We were going to go to Carrefour to search for some kids chopsticks, the kind with the attachment on top, but it was hot, and quite frankly my legs were tired of walking. We decided to have a somewhat early dinner at Mo's Burgers. John went there earlier for lunch and the boys ate so why not. They have iced sweet tea, YUMMO! And then I saw that they have 5 butterflied shrimpt for 45nt. Uh, hello! I've been craving those since yesterday. I had 2 bags, which sounds like a lot, but the shrimp aren't that big. It was really good though.

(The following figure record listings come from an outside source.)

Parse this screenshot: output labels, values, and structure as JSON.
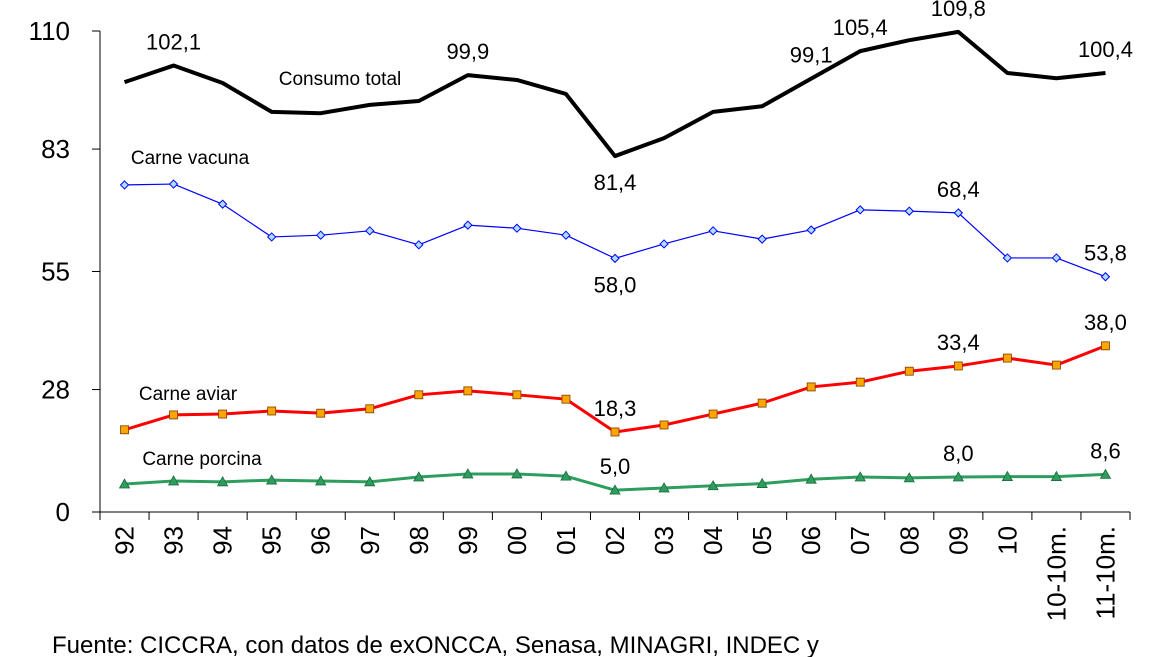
{
  "chart_data": {
    "type": "line",
    "categories": [
      "92",
      "93",
      "94",
      "95",
      "96",
      "97",
      "98",
      "99",
      "00",
      "01",
      "02",
      "03",
      "04",
      "05",
      "06",
      "07",
      "08",
      "09",
      "10",
      "10-10m.",
      "11-10m."
    ],
    "ylim": [
      0,
      110
    ],
    "yticks": [
      0,
      28,
      55,
      83,
      110
    ],
    "series": [
      {
        "name": "Consumo total",
        "color": "#000000",
        "values": [
          98.3,
          102.1,
          98.1,
          91.5,
          91.2,
          93.1,
          94.0,
          99.9,
          98.8,
          95.6,
          81.4,
          85.5,
          91.5,
          92.8,
          99.1,
          105.4,
          107.9,
          109.8,
          100.4,
          99.2,
          100.4
        ],
        "value_labels": [
          null,
          "102,1",
          null,
          null,
          null,
          null,
          null,
          "99,9",
          null,
          null,
          "81,4",
          null,
          null,
          null,
          "99,1",
          "105,4",
          null,
          "109,8",
          null,
          null,
          "100,4"
        ]
      },
      {
        "name": "Carne vacuna",
        "color": "#0000ff",
        "values": [
          74.8,
          75.0,
          70.4,
          62.9,
          63.3,
          64.3,
          61.1,
          65.6,
          64.9,
          63.3,
          58.0,
          61.3,
          64.3,
          62.4,
          64.5,
          69.1,
          68.8,
          68.4,
          58.1,
          58.1,
          53.8
        ],
        "value_labels": [
          null,
          null,
          null,
          null,
          null,
          null,
          null,
          null,
          null,
          null,
          "58,0",
          null,
          null,
          null,
          null,
          null,
          null,
          "68,4",
          null,
          null,
          "53,8"
        ]
      },
      {
        "name": "Carne aviar",
        "color": "#ff0000",
        "values": [
          18.8,
          22.2,
          22.4,
          23.1,
          22.6,
          23.6,
          26.8,
          27.7,
          26.8,
          25.8,
          18.3,
          19.9,
          22.4,
          24.9,
          28.6,
          29.7,
          32.2,
          33.4,
          35.2,
          33.6,
          38.0
        ],
        "value_labels": [
          null,
          null,
          null,
          null,
          null,
          null,
          null,
          null,
          null,
          null,
          "18,3",
          null,
          null,
          null,
          null,
          null,
          null,
          "33,4",
          null,
          null,
          "38,0"
        ]
      },
      {
        "name": "Carne porcina",
        "color": "#2e9e5e",
        "values": [
          6.4,
          7.1,
          6.9,
          7.3,
          7.1,
          6.9,
          8.0,
          8.7,
          8.7,
          8.2,
          5.0,
          5.5,
          6.0,
          6.5,
          7.5,
          8.0,
          7.8,
          8.0,
          8.1,
          8.1,
          8.6
        ],
        "value_labels": [
          null,
          null,
          null,
          null,
          null,
          null,
          null,
          null,
          null,
          null,
          "5,0",
          null,
          null,
          null,
          null,
          null,
          null,
          "8,0",
          null,
          null,
          "8,6"
        ]
      }
    ],
    "source": "Fuente: CICCRA, con datos de exONCCA, Senasa, MINAGRI, INDEC y"
  }
}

Back at the palace, er, hotel, I thought the boys would do well to have their baths and watch tv and chill out. In they both went, and I finally remembered to snap a picture of them in the tub. For some reason Jovi started crying when we took him to the bathroom. He hasn't cried before so I'm not sure what he was thinking. But it didn't last long. They started getting tired at 7pm and I noticed that it was dark already outside. Why does it get dark so early here? Anyone know? And now here we are at 8:45pm. What a day we've had!

Jeri

Oh, I almost forgot. For the first time Jace went to bed without crying. Bless his little heart. It's hard to watch him search and search for his foster family and it's hard to listen to the cries that sometimes go on and on. But everyday is better.

5 comments:

David and Janalee said...

What a day you had! Laura probably had you make sure you got your final decree back becasue we made it home without ours! Long story. How funny, I have a picture of EVA also, she is awesome and so so so helpful. I know what you mean about feeling like you need to be in Asia and America, I can't wait to get back to Taiwan someday.
I am glad each day is getting better. You are all in my prayers.
Janalee

Sarah k said...

Hey Jeri, I am so sorry for the AIT.They are getting weirder by the week, I tell ya. Anyways, If you want some interesting toys that are really "Taiwan", take a subway to the main MRT building. On the main floor we found some really cool stackable square things that rattle but you can do stuff with these you can't do with blocks. They are more like a square outline and not a block. Too cool. I got some for Jer for nastalgia purposes. Alos, if you go down a floor or 3 in there, there is a mall with great kids Taiwan books, and all sorts of stores. Have at it. I will email this to you too so you know!! I am so gald to hear that Jace is doing better. What a brave guy.
AND JANALEE, I REMEMBER THAT STORY! lol.

Jeanie said...

Glad things are looking better. I bet you are going to need like hours of rest when you get home its sounds like you are running all over the place. take care. Jeanie

Mo's Mama said...

Jeri-
So proud of you, my friend. Not sure I'd be brave enough to head out on my own. :) Sounds like another adventurous day and any day with fewer tears is definitely a better day.

Can't wait for you to get home and "normal" life as the mommy of four! God is so good.

Hugs,
Anita

Jennifer said...

I'm so glad every day is getting a little better !!!